Monday Morning Market – Tofu (두부)
Back home, some of my friends don’t particularly like tofu and it’s hardly surprising as its crap; its expensive and sold in amounts not much bigger than a bar of soap. It’s never fresh, totally tasteless and apart from being packaged in cartons that don’t require storage in a refrigerator, I suspect it contains chemical preservatives. In Britain, tofu is about as oriental as a pizza in Korea, is Italian. This is quite natural of course, it is not a particularly popular food.
Every Monday morning, I buy my tofu at the street market in Song-So. The block, which is about a third smaller than a house brick, costs 1000 Won (5o pence sterling), and it will last me a week used predominantly in soups. It is aslo very nice fried with sesame oil, sprinkled with sesame seeds and accompanied with a little soy sauce.

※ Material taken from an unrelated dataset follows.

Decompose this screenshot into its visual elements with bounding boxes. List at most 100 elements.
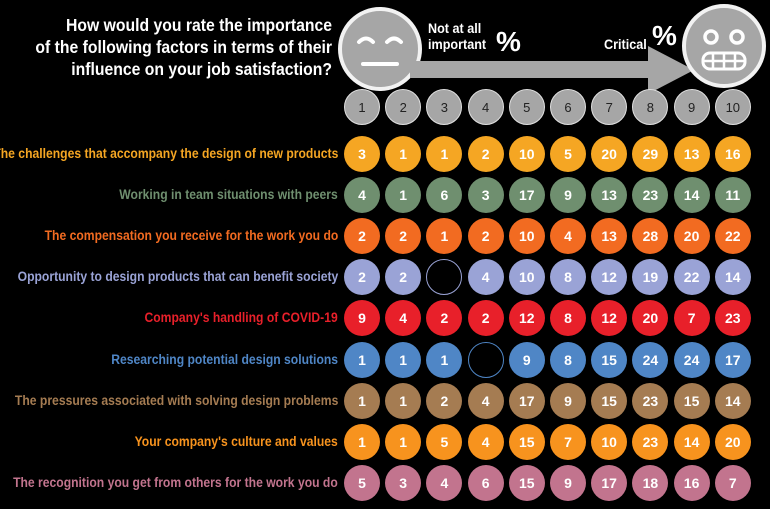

The tofu is always warm when bought and indeed, when I sliced this cake to put in the fridge, it was still steaming. What I like most is the smell when warm, somewhat like steamed milk, but this is lost the moment it cools. Eaten warm it is pleasant though it’s hardly bursting with flavour. Like a number of other Korean foods, oak curd for example, (도투리 묵), I think the appeal lies in the texture and their combination with other textures and flavours.
Tofu deteriorates very quickly if kept in the plastic bag in which it was bought. The best way to keep it is to place it in a plastic container filled with cold water. You can store this in the fridge and if you change the water every few days, it will easily last a week.